Merck & Co. (NYSE:MRK) is also working on hepatitis C drugs that could one day compete with Gilead Sciences. Last summer, the company acquired Idenix for $3.85 billion to lock up the company's hep C drug pipeline, and Merck recently announced that the FDA has granted breakthrough status for its two-drug combination of grazoprevir and elbasvir in genotype 4 patients.
An approval in that indication could slow sales of Sovaldi in genotype 4 patients, but if Gilead Sciences can usher its Sovaldi plus GS-5816 treatment through the FDA then it could outmaneuver Merck & Co. and protect that market share.
Tiny developers in the mix
Meanwhile, a couple of intriguing programs are also under way at small-cap biotech companies.

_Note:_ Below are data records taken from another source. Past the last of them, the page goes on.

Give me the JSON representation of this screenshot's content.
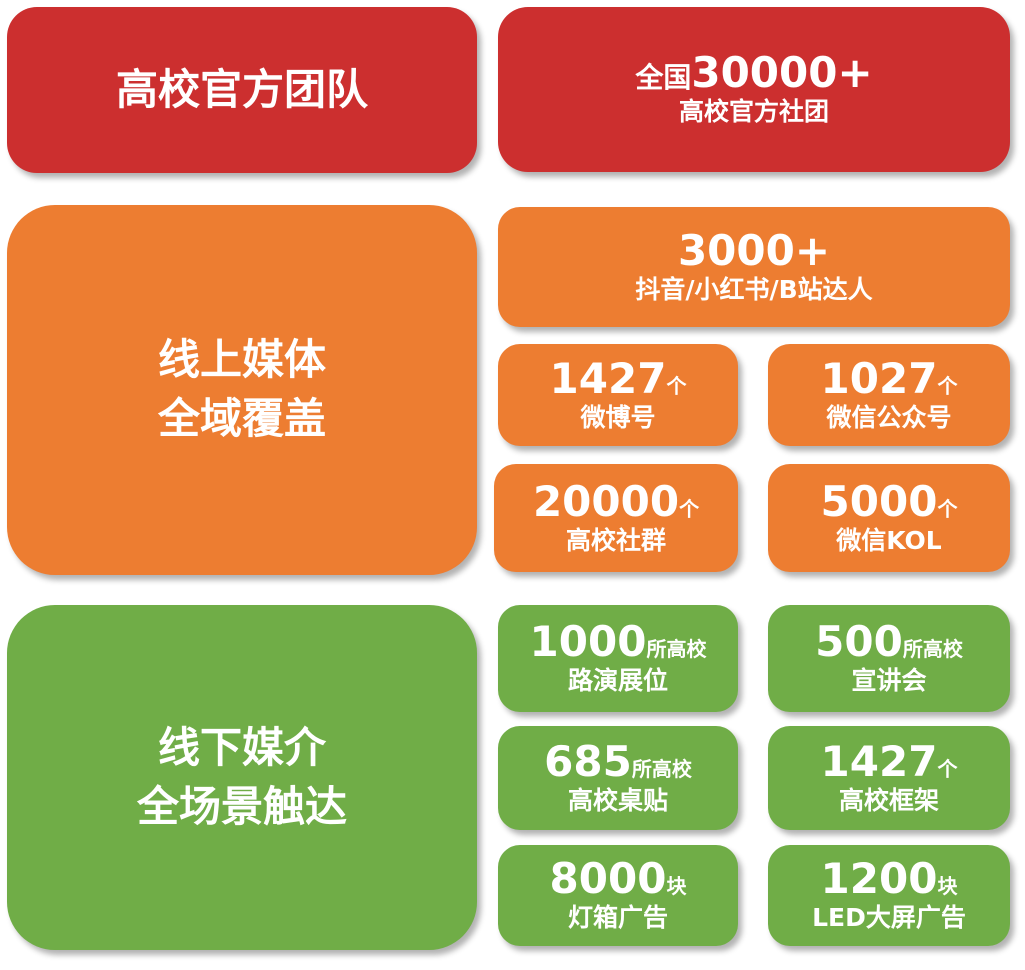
{
  "colors": {
    "red": "#CC2F2F",
    "orange": "#ED7D31",
    "green": "#70AD47"
  },
  "team": {
    "title": "高校官方团队",
    "prefix": "全国",
    "number": "30000+",
    "label": "高校官方社团"
  },
  "online": {
    "title_line1": "线上媒体",
    "title_line2": "全域覆盖",
    "items": [
      {
        "number": "3000+",
        "unit": "",
        "label": "抖音/小红书/B站达人"
      },
      {
        "number": "1427",
        "unit": "个",
        "label": "微博号"
      },
      {
        "number": "1027",
        "unit": "个",
        "label": "微信公众号"
      },
      {
        "number": "20000",
        "unit": "个",
        "label": "高校社群"
      },
      {
        "number": "5000",
        "unit": "个",
        "label": "微信KOL"
      }
    ]
  },
  "offline": {
    "title_line1": "线下媒介",
    "title_line2": "全场景触达",
    "items": [
      {
        "number": "1000",
        "unit": "所高校",
        "label": "路演展位"
      },
      {
        "number": "500",
        "unit": "所高校",
        "label": "宣讲会"
      },
      {
        "number": "685",
        "unit": "所高校",
        "label": "高校桌贴"
      },
      {
        "number": "1427",
        "unit": "个",
        "label": "高校框架"
      },
      {
        "number": "8000",
        "unit": "块",
        "label": "灯箱广告"
      },
      {
        "number": "1200",
        "unit": "块",
        "label": "LED大屏广告"
      }
    ]
  }
}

Achillion Pharmaceuticals Inc. (NASDAQ:ACHN) is developing ACH-3102, a NS5A inhibitor that works similarly to ledipasvir, one of the two drugs in Gilead Sciences' Harvoni -- the other being Sovaldi. In small phase 2 trials, combining ACH-3102 with Sovaldi produced 100% cure rates in as few as six weeks of treatment.
Achillion is studying whether the combination can deliver a functional cure in four weeks, and the company would ideally like to replace Sovaldi with its homegrown ACH-3422. Studies are just now beginning to determine if an ACH-3102 plus ACH-3422 combination is as effective as ACH-3102 plus Sovaldi.
Another intriguing therapy is Regulus Therapeutics' (NASDAQ:RGLS) RG-101, a drug that targets micro RNA in a bid to disrupt hep C replication. In a very early stage trial, nine of 14 patients who received a single 4 milligram dose of RG-101 were hep C free after 57 days. However, since that research is still in the very early stages, it's far too speculative to draw any long-term conclusions.
Tying it together
According to the MD Anderson Cancer Center, healthcare payers are expected to spend at least $90 billion over the next five years on hepatitis C therapies. Hep C affects more than 150 million globally, including 3 million Americans and 9 million Europeans, so this is a long-tail treatment opportunity that is likely to reward investors for many years to come. Since Gilead Sciences is already the market share leader and has compelling next-generation hep C drugs in development that could thwart competitors, I believe it could likely remain the best investment opportunity in this indication.